Reporters: Chow Hoi Kit, Cheng Ka Lok, Kwong Chi Ching, Mak Ka Yan, Ling Wing Yi, Sung Pui Yan

What was the first application (app) you downloaded on your phone? WhatsApp? Instagram? Or was it an app established by the Hong Kong government?

According to data provided by the Innovation and Technology Bureau, as of 2018, the HKSAR government had developed more than 100 apps at the cost of nearly 30 million HKD. However, some of these apps had a very low number of downloads. For example, the Food and Environmental Hygiene Department (FEHD) launched an app called“Internet Memorial Service”, which has only 1,900 downloads. Also, many users do not understand why a government department needs to develop and maintain many overlapping apps at the same time.

“Tell me@1823 and 1823 Online”

1823 is a one-stop phone hotline developed by the government in 2001 for handling public enquiries and complaints. In 2011, this hotline went digital, with the launch of the “Tell me@1823” app. However, when you type “1823” in the search box of Google Play or Apple Store, you will find two apps with the name “1823”: “Tell me@1823” and “1823 Online”. “Tell me@1823” is designed to handle public enquiries, while “1823 Online” is for searching FAQs of 1823 participating departments. Many users left critical comments on Google Play and Apple Store, saying they felt very confused and did not know which app they should use. According to the official numbers, the total number of downloads (as at 30 April 2019) for the “1823 Online” app is 25,800, while “Tell me@1823”s 182,000.

Our reporter tested the usability of the two 1823 apps. Specifically, we enquired about details of the “Caring and Sharing Scheme” and the “Public Housing waiting time”. We submitted our two questions on “Tell me@1823” (see the diagram below). After two working days, 1823 hotline staff replied with a phone call. They were able to give the waiting time for public housing, but they could not provide details of the “Caring and Sharing Scheme” and gave our reporter another telephone number for further enquiries only.

We also tried to find answers to our two questions by using “1823 Online”, but no results were found.

Raymond Ho, the convener of Momentum 107 and the district council of Sai Kung (Photo: Mimi Mak)

“One Department, Different Apps”

In addition to the 1823 service, it is not difficult to find other departments operating more than one app concurrently. There are four apps developed by the Fire Services Department, each of which has a single function. For example, the“Hong Kong Fire Services Mobile Application”is for up-to-date information from the Fire Services Department.“Catch time, save life”is an app that teaches users how to call the fire service immediately when there is an emergency accident.“Live safe, be watchful”and“Stay Calm & Collected”are two apps offering mini games and aimed at teaching the user through play.
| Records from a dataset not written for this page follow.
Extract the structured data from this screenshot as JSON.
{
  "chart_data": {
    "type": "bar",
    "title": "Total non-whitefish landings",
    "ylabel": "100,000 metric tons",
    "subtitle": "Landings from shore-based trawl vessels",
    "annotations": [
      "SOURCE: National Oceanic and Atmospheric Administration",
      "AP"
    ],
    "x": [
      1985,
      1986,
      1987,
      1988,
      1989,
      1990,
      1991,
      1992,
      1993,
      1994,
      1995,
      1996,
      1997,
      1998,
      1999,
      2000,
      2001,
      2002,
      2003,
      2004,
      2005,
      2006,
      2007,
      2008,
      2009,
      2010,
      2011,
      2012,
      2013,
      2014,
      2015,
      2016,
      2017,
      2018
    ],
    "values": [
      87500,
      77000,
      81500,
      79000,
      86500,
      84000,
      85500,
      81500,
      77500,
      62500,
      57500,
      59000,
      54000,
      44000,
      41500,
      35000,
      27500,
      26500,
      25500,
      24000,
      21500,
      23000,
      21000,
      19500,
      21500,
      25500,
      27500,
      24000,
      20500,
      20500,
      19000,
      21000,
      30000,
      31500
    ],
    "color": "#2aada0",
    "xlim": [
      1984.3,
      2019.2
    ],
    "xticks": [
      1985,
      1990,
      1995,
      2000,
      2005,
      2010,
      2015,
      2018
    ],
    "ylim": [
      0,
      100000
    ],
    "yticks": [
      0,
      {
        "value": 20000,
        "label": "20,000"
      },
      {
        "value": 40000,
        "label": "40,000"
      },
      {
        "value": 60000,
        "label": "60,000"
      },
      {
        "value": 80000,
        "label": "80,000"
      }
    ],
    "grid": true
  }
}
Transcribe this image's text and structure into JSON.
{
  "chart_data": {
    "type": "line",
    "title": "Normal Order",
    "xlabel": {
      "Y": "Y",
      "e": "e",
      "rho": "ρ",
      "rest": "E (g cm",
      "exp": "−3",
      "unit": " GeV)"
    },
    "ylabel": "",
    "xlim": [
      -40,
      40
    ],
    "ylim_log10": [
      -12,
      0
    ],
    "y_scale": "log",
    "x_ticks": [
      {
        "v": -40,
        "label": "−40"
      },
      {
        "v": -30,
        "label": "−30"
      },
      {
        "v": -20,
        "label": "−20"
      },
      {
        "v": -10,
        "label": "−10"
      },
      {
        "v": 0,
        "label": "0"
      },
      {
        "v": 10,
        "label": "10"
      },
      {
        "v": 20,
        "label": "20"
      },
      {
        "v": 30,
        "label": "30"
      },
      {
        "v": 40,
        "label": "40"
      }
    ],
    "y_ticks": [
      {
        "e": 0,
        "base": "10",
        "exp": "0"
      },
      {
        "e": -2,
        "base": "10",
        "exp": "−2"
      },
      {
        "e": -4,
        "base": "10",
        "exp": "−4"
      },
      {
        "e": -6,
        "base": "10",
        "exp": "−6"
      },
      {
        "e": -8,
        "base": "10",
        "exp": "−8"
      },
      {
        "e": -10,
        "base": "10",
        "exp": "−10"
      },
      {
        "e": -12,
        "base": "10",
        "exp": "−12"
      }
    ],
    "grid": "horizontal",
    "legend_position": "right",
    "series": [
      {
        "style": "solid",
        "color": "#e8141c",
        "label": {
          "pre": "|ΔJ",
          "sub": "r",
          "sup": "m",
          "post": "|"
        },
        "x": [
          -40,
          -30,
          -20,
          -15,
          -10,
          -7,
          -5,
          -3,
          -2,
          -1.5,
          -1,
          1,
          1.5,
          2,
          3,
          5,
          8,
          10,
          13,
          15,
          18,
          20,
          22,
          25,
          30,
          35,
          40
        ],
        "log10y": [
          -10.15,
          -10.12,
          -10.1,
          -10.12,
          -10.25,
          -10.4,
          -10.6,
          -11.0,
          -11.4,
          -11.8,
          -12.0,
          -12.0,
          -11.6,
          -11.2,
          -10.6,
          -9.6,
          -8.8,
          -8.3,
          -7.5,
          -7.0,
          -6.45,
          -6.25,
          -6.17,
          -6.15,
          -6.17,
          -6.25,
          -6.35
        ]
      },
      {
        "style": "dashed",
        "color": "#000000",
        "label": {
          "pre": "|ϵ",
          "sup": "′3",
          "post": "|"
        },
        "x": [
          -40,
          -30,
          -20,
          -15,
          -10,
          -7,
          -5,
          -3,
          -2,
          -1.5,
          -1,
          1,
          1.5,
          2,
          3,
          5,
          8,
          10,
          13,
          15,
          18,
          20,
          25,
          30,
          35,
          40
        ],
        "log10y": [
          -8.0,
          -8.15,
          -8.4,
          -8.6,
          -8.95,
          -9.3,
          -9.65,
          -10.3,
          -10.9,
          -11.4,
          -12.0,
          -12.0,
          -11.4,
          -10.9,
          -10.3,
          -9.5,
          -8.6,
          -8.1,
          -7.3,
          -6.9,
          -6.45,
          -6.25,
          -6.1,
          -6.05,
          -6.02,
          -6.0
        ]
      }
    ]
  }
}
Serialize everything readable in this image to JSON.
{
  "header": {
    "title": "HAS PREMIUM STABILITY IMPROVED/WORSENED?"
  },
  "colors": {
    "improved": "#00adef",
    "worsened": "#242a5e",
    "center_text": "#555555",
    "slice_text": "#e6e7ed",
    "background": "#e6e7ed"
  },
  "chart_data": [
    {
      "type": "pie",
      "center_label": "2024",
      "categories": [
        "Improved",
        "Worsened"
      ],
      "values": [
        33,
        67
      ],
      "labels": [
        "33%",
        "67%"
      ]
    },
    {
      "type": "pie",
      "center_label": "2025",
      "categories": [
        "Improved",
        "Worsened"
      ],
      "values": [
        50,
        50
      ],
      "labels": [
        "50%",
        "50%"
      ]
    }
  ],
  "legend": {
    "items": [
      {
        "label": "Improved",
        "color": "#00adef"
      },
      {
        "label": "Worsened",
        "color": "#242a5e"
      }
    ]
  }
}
To find out the rationale behind having two 1823 apps, the reporter emailed the Information Officer at the Innovation and Technology Bureau. After three working days, the Information Officer replied. She did not comment on the 1823 case but just asked the reporter to refer to the written reply by Mr Nicholas W. Yang, the Secretary for Innovation and Technology, to the question raised by Paul Tse, the Legislative Councilor, on May 22. Mr Yang’s reply stated:“There are various reasons behind whether the number of downloads of a mobile app is high or low, for example, the target user group can be small in size (such as mobile apps for the visually impaired or overseas investors), or the public can obtain services through other channels (such as departmental websites, etc.).”
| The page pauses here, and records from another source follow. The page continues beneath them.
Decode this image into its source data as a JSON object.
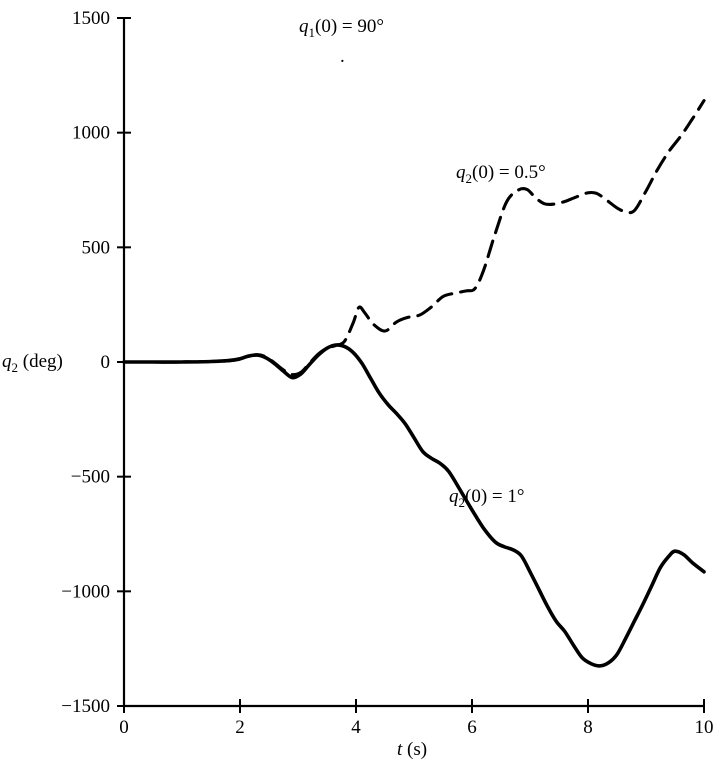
{
  "figure": {
    "background": "#ffffff",
    "ink": "#000000"
  },
  "labels": {
    "q1": {
      "var": "q",
      "sub": "1",
      "rest": "(0) = 90°"
    },
    "dashed": {
      "var": "q",
      "sub": "2",
      "rest": "(0) = 0.5°"
    },
    "solid": {
      "var": "q",
      "sub": "2",
      "rest": "(0) = 1°"
    },
    "y_axis": {
      "var": "q",
      "sub": "2",
      "rest": " (deg)"
    },
    "x_axis": {
      "var": "t",
      "sub": "",
      "rest": " (s)"
    },
    "stray_dot": "."
  },
  "chart_data": {
    "type": "line",
    "title": "q₁(0) = 90°",
    "xlabel": "t (s)",
    "ylabel": "q₂ (deg)",
    "xlim": [
      0,
      10
    ],
    "ylim": [
      -1500,
      1500
    ],
    "grid": false,
    "legend_position": "inline-annotations",
    "x_ticks": [
      {
        "value": 0,
        "label": "0"
      },
      {
        "value": 2,
        "label": "2"
      },
      {
        "value": 4,
        "label": "4"
      },
      {
        "value": 6,
        "label": "6"
      },
      {
        "value": 8,
        "label": "8"
      },
      {
        "value": 10,
        "label": "10"
      }
    ],
    "y_ticks": [
      {
        "value": -1500,
        "label": "−1500"
      },
      {
        "value": -1000,
        "label": "−1000"
      },
      {
        "value": -500,
        "label": "−500"
      },
      {
        "value": 0,
        "label": "0"
      },
      {
        "value": 500,
        "label": "500"
      },
      {
        "value": 1000,
        "label": "1000"
      },
      {
        "value": 1500,
        "label": "1500"
      }
    ],
    "annotations": [
      {
        "text": "q₁(0) = 90°",
        "x": 3.8,
        "y": 1430
      },
      {
        "text": "q₂(0) = 0.5°",
        "x": 5.8,
        "y": 810
      },
      {
        "text": "q₂(0) = 1°",
        "x": 5.7,
        "y": -560
      }
    ],
    "series": [
      {
        "name": "q₂(0) = 0.5°",
        "style": "dashed",
        "points": [
          [
            0,
            0
          ],
          [
            0.5,
            0
          ],
          [
            1.0,
            0
          ],
          [
            1.5,
            2
          ],
          [
            1.8,
            5
          ],
          [
            2.0,
            12
          ],
          [
            2.15,
            25
          ],
          [
            2.3,
            32
          ],
          [
            2.45,
            22
          ],
          [
            2.6,
            -5
          ],
          [
            2.75,
            -35
          ],
          [
            2.9,
            -55
          ],
          [
            3.05,
            -45
          ],
          [
            3.2,
            -5
          ],
          [
            3.35,
            35
          ],
          [
            3.5,
            60
          ],
          [
            3.65,
            72
          ],
          [
            3.8,
            90
          ],
          [
            3.95,
            170
          ],
          [
            4.05,
            238
          ],
          [
            4.15,
            215
          ],
          [
            4.3,
            165
          ],
          [
            4.5,
            135
          ],
          [
            4.7,
            175
          ],
          [
            4.9,
            195
          ],
          [
            5.1,
            205
          ],
          [
            5.3,
            240
          ],
          [
            5.5,
            285
          ],
          [
            5.7,
            300
          ],
          [
            5.9,
            310
          ],
          [
            6.05,
            320
          ],
          [
            6.2,
            400
          ],
          [
            6.4,
            560
          ],
          [
            6.6,
            700
          ],
          [
            6.8,
            750
          ],
          [
            6.95,
            752
          ],
          [
            7.1,
            715
          ],
          [
            7.25,
            690
          ],
          [
            7.4,
            688
          ],
          [
            7.6,
            700
          ],
          [
            7.8,
            720
          ],
          [
            8.0,
            738
          ],
          [
            8.15,
            735
          ],
          [
            8.3,
            710
          ],
          [
            8.5,
            672
          ],
          [
            8.65,
            655
          ],
          [
            8.8,
            660
          ],
          [
            9.0,
            745
          ],
          [
            9.2,
            840
          ],
          [
            9.4,
            920
          ],
          [
            9.6,
            985
          ],
          [
            9.8,
            1060
          ],
          [
            10.0,
            1140
          ]
        ]
      },
      {
        "name": "q₂(0) = 1°",
        "style": "solid",
        "points": [
          [
            0,
            0
          ],
          [
            0.5,
            0
          ],
          [
            1.0,
            0
          ],
          [
            1.5,
            2
          ],
          [
            1.8,
            6
          ],
          [
            2.0,
            14
          ],
          [
            2.15,
            26
          ],
          [
            2.3,
            30
          ],
          [
            2.45,
            18
          ],
          [
            2.6,
            -8
          ],
          [
            2.75,
            -40
          ],
          [
            2.9,
            -68
          ],
          [
            3.05,
            -52
          ],
          [
            3.2,
            -10
          ],
          [
            3.35,
            30
          ],
          [
            3.5,
            60
          ],
          [
            3.65,
            74
          ],
          [
            3.8,
            68
          ],
          [
            3.95,
            42
          ],
          [
            4.1,
            -5
          ],
          [
            4.25,
            -70
          ],
          [
            4.4,
            -135
          ],
          [
            4.55,
            -185
          ],
          [
            4.7,
            -225
          ],
          [
            4.85,
            -270
          ],
          [
            5.0,
            -330
          ],
          [
            5.15,
            -390
          ],
          [
            5.3,
            -420
          ],
          [
            5.45,
            -442
          ],
          [
            5.6,
            -478
          ],
          [
            5.8,
            -560
          ],
          [
            6.0,
            -645
          ],
          [
            6.2,
            -725
          ],
          [
            6.4,
            -785
          ],
          [
            6.55,
            -805
          ],
          [
            6.7,
            -818
          ],
          [
            6.85,
            -845
          ],
          [
            7.0,
            -915
          ],
          [
            7.15,
            -990
          ],
          [
            7.3,
            -1065
          ],
          [
            7.45,
            -1130
          ],
          [
            7.6,
            -1175
          ],
          [
            7.75,
            -1235
          ],
          [
            7.9,
            -1290
          ],
          [
            8.05,
            -1315
          ],
          [
            8.2,
            -1325
          ],
          [
            8.35,
            -1312
          ],
          [
            8.5,
            -1275
          ],
          [
            8.65,
            -1205
          ],
          [
            8.8,
            -1130
          ],
          [
            8.95,
            -1055
          ],
          [
            9.1,
            -975
          ],
          [
            9.25,
            -895
          ],
          [
            9.4,
            -845
          ],
          [
            9.5,
            -825
          ],
          [
            9.65,
            -840
          ],
          [
            9.8,
            -875
          ],
          [
            10.0,
            -915
          ]
        ]
      }
    ]
  }
}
Raymond Ho: Develop KPI for Different Departments

Ho Man Kit Raymond, the convener of Momentum 107, a non-government association aimed at “prudent use of public money”, criticised the poor strategy adopted by the government to develop mobile apps. He suggested that each governmental department should develop a Key Performance Index (KPI) to evaluate the effectiveness of different apps, for example number of downloads and updates, usage and functions. “I’m not saying that one-million downloads should become a benchmark–different departments and different apps’ functions could have their own KPI,” said Raymond.
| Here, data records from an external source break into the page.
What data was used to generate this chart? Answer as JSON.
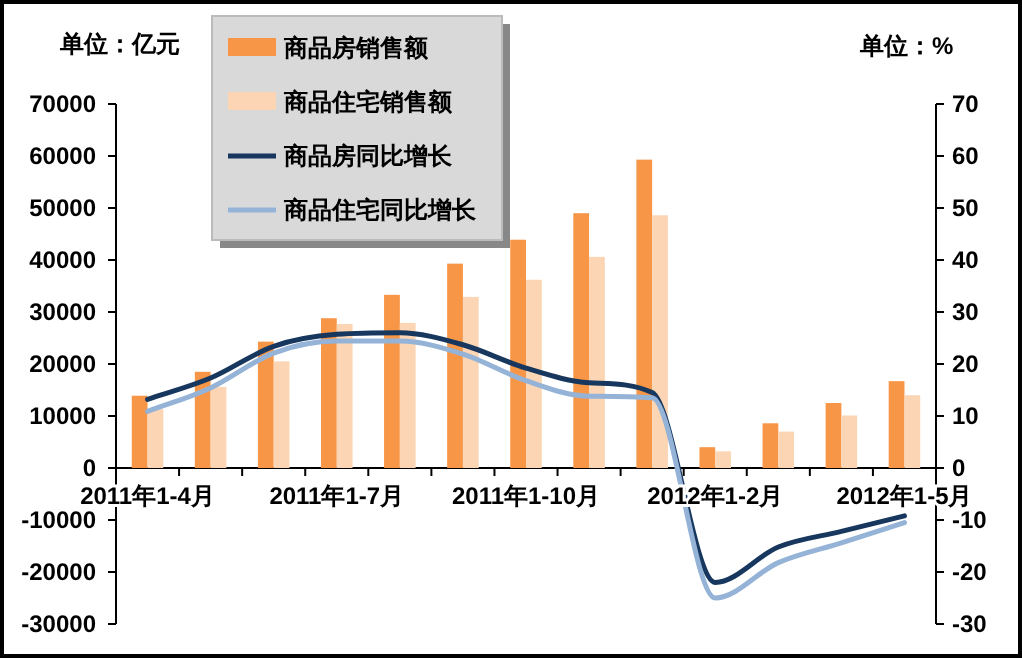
{
  "chart_data": {
    "type": "bar",
    "ylabel": "单位：亿元",
    "y2label": "单位：%",
    "categories": [
      "2011年1-4月",
      null,
      null,
      "2011年1-7月",
      null,
      null,
      "2011年1-10月",
      null,
      null,
      "2012年1-2月",
      null,
      null,
      "2012年1-5月"
    ],
    "series": [
      {
        "name": "商品房销售额",
        "color": "#f79646",
        "values": [
          13900,
          18500,
          24300,
          28800,
          33300,
          39300,
          43900,
          49000,
          59300,
          4000,
          8600,
          12500,
          16700
        ]
      },
      {
        "name": "商品住宅销售额",
        "color": "#fcd5b4",
        "values": [
          11300,
          15600,
          20500,
          27700,
          27900,
          32900,
          36200,
          40600,
          48600,
          3200,
          7000,
          10100,
          14000
        ]
      },
      {
        "name": "商品房同比增长",
        "type": "line",
        "axis": "y2",
        "color": "#17375e",
        "values": [
          13.2,
          17.3,
          23.4,
          25.7,
          26,
          23.7,
          19.2,
          16.4,
          14.5,
          -22,
          -15.2,
          -12.2,
          -9.2
        ]
      },
      {
        "name": "商品住宅同比增长",
        "type": "line",
        "axis": "y2",
        "color": "#95b3d7",
        "values": [
          10.9,
          15.4,
          22.1,
          24.4,
          24.4,
          21.9,
          16.8,
          13.8,
          13.5,
          -25,
          -18.2,
          -14.4,
          -10.5
        ]
      }
    ],
    "ylim": [
      -30000,
      70000
    ],
    "yticks": [
      -30000,
      -20000,
      -10000,
      0,
      10000,
      20000,
      30000,
      40000,
      50000,
      60000,
      70000
    ],
    "y2lim": [
      -30,
      70
    ],
    "y2ticks": [
      -30,
      -20,
      -10,
      0,
      10,
      20,
      30,
      40,
      50,
      60,
      70
    ],
    "legend": "top left"
  }
}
“Ambitious Plan, Poor Strategy”

Raymond also advised the government to adopt an holistic approach to implementing its “ambitious” app development plan. He suggested that instead of the app design process being department focused, with individual departments designing their own apps, it should be user orientated. For example, different departments should work together to design a single app for the youth that provides information related to the services available to them.“You can have an integrated app which contains scholarship information provided by the Education Bureau, job vacancies by the Labour Department and application details for a working visa by the Immigration Department,” suggested Raymond. He also hoped that the government would invite young people to participate in the government app design process.